Eine Klasse für sich: Ole Einar Björndalen. Bild: dpa

Die Startbedingungen: Frankreich und Norwegen stellen die Favoriten bei der ersten Biathlon-Entscheidung dieser Olympiade. Martin Fourcade hat in dieser Disziplin beim Probelauf vor einem Jahr gewonnen. Emil Hegle Svensson ist sein schärfster Konkurrent. Ungewöhnlich: die Biathlon-Wettbewerbe beginnen mit dem Sprint und nicht – wie üblich – mit dem 20 Kilometer-Rennen, das normalerweise dem besten Schützen im Feld die aussichtsreichsten Chancen bietet.

Aber alle Scheiben muss man auch heute im Stadion „Lara“ treffen, will man vorne dabei sein will. Der Anlauf zum Schießstand ist flach, die Gefahr groß, dass der Puls zu sehr absinkt. Das Wetter ist ideal, aber die Strecke ist schwer und damit von allen als olympiareif bezeichnet worden, auch wenn einige Kurven noch einmal entschärft worden sind. Medaillenchancen werden auch den besten Deutschen eingeräumt.

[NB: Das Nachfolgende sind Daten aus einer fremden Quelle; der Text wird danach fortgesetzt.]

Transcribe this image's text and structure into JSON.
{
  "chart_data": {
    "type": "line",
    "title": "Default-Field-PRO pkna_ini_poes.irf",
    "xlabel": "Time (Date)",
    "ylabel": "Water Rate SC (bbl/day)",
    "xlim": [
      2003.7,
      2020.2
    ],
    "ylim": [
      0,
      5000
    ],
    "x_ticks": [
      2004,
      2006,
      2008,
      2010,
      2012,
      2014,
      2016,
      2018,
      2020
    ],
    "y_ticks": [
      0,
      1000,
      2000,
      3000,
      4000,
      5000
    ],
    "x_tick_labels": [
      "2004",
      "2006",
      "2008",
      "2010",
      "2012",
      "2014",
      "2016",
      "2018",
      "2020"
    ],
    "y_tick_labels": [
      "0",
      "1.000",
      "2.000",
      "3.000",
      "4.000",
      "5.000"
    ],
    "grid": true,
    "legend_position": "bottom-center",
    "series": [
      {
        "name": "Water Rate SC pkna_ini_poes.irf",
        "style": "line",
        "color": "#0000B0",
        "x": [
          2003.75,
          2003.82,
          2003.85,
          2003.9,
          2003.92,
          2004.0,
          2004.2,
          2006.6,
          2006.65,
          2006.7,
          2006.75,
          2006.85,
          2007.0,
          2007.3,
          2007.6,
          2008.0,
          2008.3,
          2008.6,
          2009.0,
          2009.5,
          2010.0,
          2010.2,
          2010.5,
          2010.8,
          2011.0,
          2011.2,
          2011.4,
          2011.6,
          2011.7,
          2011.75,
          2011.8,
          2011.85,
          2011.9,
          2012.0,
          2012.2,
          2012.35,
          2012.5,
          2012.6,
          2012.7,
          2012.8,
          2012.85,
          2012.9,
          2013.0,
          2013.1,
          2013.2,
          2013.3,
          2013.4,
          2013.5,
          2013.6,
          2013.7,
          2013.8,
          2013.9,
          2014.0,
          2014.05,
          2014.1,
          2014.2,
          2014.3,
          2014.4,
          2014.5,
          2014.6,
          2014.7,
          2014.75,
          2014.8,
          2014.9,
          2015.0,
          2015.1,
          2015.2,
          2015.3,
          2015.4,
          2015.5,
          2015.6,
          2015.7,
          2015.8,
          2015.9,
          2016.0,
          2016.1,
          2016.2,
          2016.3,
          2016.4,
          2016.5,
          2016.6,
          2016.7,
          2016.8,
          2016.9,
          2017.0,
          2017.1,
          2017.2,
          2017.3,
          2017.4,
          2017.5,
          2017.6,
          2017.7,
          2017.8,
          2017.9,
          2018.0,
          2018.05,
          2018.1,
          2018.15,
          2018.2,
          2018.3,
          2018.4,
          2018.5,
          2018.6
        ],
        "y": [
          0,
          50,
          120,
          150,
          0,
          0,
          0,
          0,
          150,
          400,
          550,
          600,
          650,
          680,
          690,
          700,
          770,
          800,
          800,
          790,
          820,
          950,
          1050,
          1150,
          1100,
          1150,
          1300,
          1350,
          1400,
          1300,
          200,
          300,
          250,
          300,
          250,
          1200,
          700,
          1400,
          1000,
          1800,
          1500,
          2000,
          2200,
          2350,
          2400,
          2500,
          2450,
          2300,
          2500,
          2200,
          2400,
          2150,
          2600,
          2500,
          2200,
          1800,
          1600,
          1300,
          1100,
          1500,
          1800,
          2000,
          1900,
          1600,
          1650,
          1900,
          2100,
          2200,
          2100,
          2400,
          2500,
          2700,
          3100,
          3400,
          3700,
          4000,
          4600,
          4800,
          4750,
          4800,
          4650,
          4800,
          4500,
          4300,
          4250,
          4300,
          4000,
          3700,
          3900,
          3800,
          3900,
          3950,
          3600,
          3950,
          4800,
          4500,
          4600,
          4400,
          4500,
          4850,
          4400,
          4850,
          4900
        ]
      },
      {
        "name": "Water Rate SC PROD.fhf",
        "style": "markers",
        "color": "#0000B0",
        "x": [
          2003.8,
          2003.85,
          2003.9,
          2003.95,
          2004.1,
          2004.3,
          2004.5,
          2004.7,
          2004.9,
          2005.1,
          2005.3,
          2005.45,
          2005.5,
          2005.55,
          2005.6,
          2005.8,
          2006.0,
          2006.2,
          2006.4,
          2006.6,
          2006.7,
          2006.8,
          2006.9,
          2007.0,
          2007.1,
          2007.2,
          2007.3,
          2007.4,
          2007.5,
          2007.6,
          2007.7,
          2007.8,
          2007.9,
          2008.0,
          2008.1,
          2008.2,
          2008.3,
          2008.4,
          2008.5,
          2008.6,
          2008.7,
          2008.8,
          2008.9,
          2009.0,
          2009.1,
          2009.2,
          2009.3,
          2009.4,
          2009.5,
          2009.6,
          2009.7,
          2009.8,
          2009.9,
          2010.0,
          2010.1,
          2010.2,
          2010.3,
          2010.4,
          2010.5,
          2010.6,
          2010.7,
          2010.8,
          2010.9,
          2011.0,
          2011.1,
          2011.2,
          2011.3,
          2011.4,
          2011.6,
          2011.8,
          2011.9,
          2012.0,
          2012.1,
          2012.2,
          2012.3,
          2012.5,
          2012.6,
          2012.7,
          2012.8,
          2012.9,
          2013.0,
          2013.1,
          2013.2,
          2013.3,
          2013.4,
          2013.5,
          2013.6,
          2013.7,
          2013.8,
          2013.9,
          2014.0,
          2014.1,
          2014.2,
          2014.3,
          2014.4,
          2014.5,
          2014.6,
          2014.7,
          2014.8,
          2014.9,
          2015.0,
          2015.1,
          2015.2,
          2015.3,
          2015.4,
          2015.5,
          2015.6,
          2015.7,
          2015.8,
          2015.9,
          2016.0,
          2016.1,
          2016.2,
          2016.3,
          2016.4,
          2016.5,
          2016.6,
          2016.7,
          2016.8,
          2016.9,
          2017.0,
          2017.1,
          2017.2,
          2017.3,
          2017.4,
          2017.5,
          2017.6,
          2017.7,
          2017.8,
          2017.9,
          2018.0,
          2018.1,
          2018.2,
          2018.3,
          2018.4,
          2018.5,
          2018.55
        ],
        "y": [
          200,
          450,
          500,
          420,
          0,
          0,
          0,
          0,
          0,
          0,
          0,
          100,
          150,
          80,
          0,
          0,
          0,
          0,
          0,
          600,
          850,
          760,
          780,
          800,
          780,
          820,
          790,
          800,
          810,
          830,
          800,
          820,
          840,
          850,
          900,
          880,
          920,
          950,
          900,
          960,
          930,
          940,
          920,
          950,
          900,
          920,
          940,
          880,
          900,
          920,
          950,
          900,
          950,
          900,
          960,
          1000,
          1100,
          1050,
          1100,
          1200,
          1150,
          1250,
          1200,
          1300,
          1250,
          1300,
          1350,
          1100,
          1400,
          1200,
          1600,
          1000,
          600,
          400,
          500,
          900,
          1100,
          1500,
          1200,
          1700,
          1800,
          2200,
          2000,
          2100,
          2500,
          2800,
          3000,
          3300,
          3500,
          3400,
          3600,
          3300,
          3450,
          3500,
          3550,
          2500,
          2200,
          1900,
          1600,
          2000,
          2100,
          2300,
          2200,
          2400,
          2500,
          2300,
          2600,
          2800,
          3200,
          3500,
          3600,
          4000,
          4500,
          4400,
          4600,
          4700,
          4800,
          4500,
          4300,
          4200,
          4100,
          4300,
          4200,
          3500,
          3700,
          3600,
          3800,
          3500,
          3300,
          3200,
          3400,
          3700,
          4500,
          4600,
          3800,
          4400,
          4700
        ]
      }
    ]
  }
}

Simon Schempp, der den letzten Sprint vor Olympia in Antholz gewonnen hat, könnte ebenso vorne mitmischen wie Arnd Pfeifer, der in dieser Disziplin bereits Weltmeister wurde. Für eine Überraschung gut ist natürlich auch immer der Altmeister aller Klassen, Ole Einar Björndalen. Der 40-jährige dürfte in Sotschi seine letzten olympischen Spiele bestreiten. Im norwegischen Lager könnten auch die Gebrüder Bö bei einem guten Schießergebnis weit vorne landen.

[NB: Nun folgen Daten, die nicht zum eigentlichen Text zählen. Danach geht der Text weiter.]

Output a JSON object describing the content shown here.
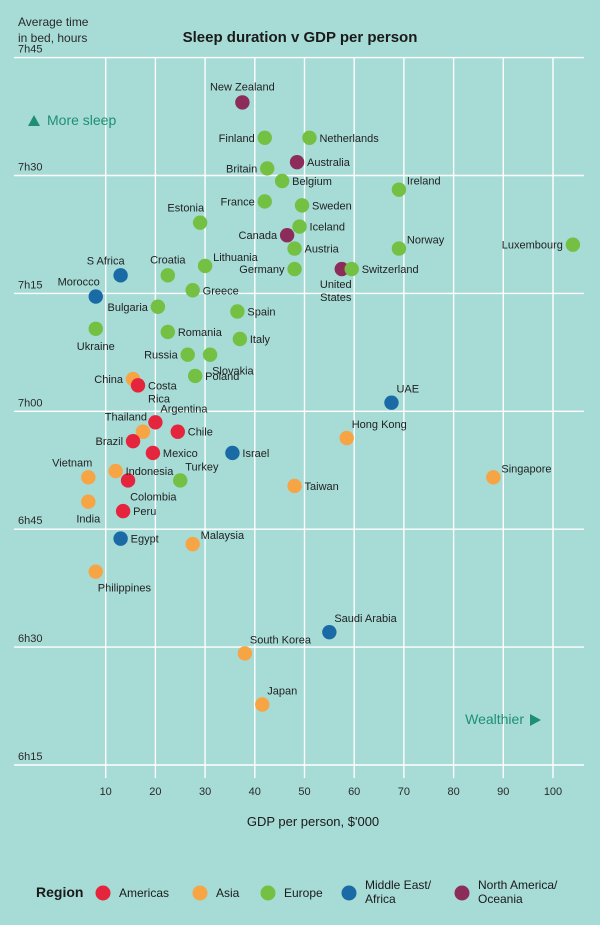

Überraschungen sind in dieser Disziplin eigentlich auch bei Oympia eher selten. Die coolste Haltung vorab zeigt der Deutsche Eric Lesser, als er sagt, das sei ein völlig normales Rennen, halt nur mit fünf Ringen davor. Mal sehen, wie cool er bleibt. Österreicher und Russen gelten derzeit als jene Athleten, deren Chancen am schwersten einzuschätzen sind. Doch der Heimnimbus dürfte zumindest bei letzteren einige zusätzliche Energien freisetzen. Allerdings hatten die Russen zuletzt einige Schwächen beim Schießen gezeigt. Und im Laufen zuletzt geschwächelt. Die Österreicher kommen dann wohl eher als Wundertüten daher.

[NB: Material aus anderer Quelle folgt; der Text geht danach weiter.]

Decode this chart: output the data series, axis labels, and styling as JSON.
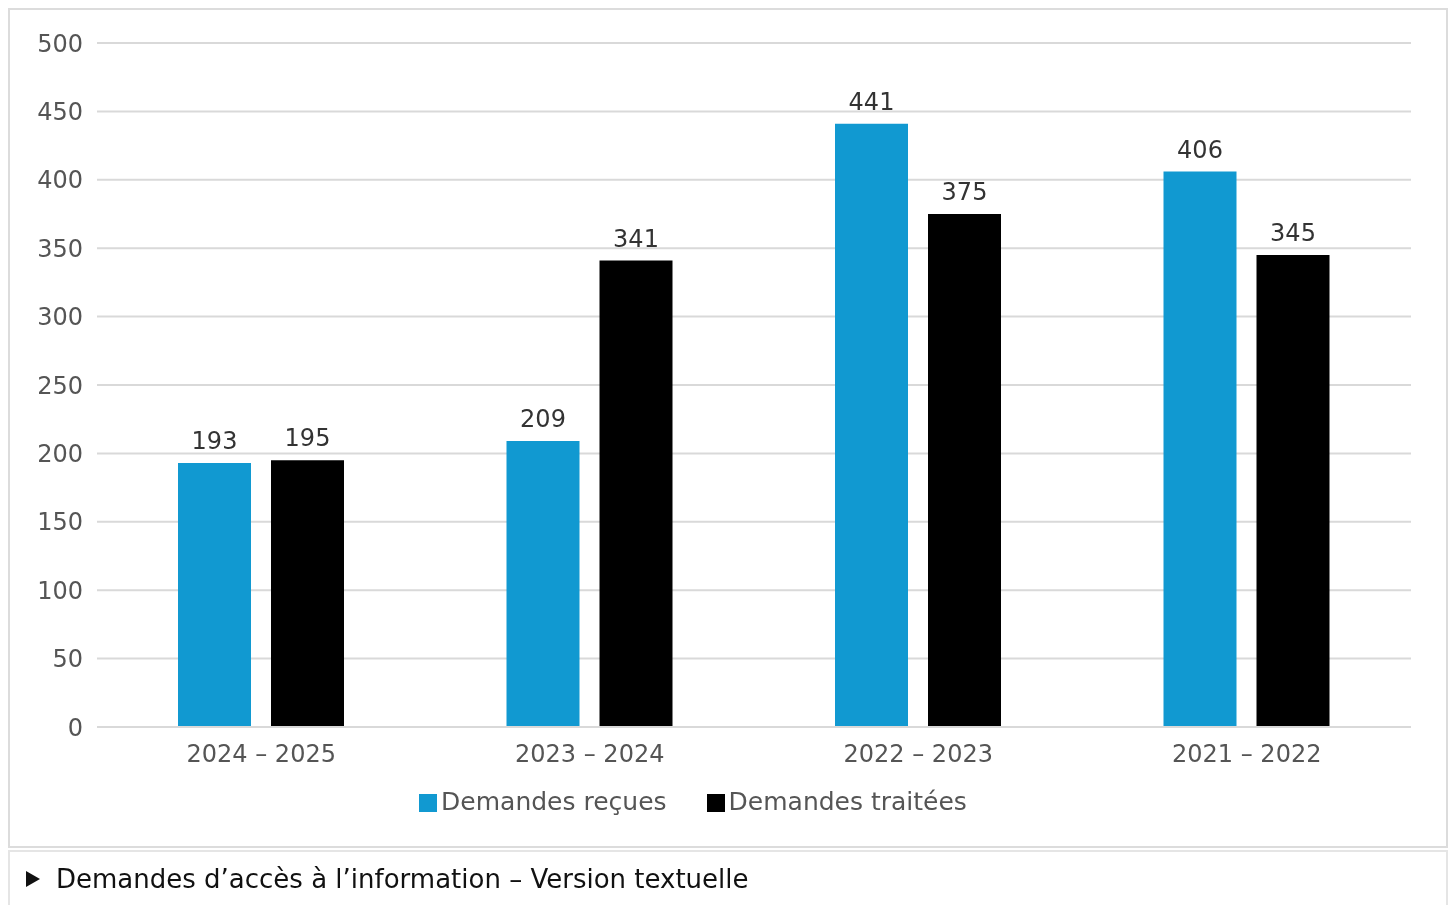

Die Entscheidung: Es entwickelt sich ein unglaubliches spannendes Rennen – nicht zuletzt weil einiger Favoriten enttäuschen: Der Franzose Martin Fourcade leistet sich schon beim Liegendschießen einen Fehler. Davon wird er sich nicht mehr erholen. Er wird Sechster. Völlig überraschend ist, dass sogar der Kanadier Jean-Philippe LeGuellec am Ende vor ihm liegt. Noch überraschender aber ist der neunte Platz von Norweger Emil Hegle Svendsen. Wie sein vor ihm gestartete Landsmann Ole Einar Björndalen leistet er sich einen Fehler beim Schießen im Stehen. Am Ende liegt er fast eine halbe Minute hinter Björndalen.

Der 40-Jährige schafft es zudem, den Österreicher Dominik Landertinger im Ziel noch abzufangen. Er muss eine sensationelle letzte Runde gelaufen sein. Im Interview wird er später sagen, dass die Renneinteilung sein großes Plus war und dass die Skier hervorragend präpariert waren. „Und ich bin in einer ganz guten Form“, fügt er schmunzelnd hinzu. Bjoerndalen gewinnt sein siebtes Gold bei seinen sechsten Olympischen Spielen. Das ist der Triumph eines großen alten Mannes.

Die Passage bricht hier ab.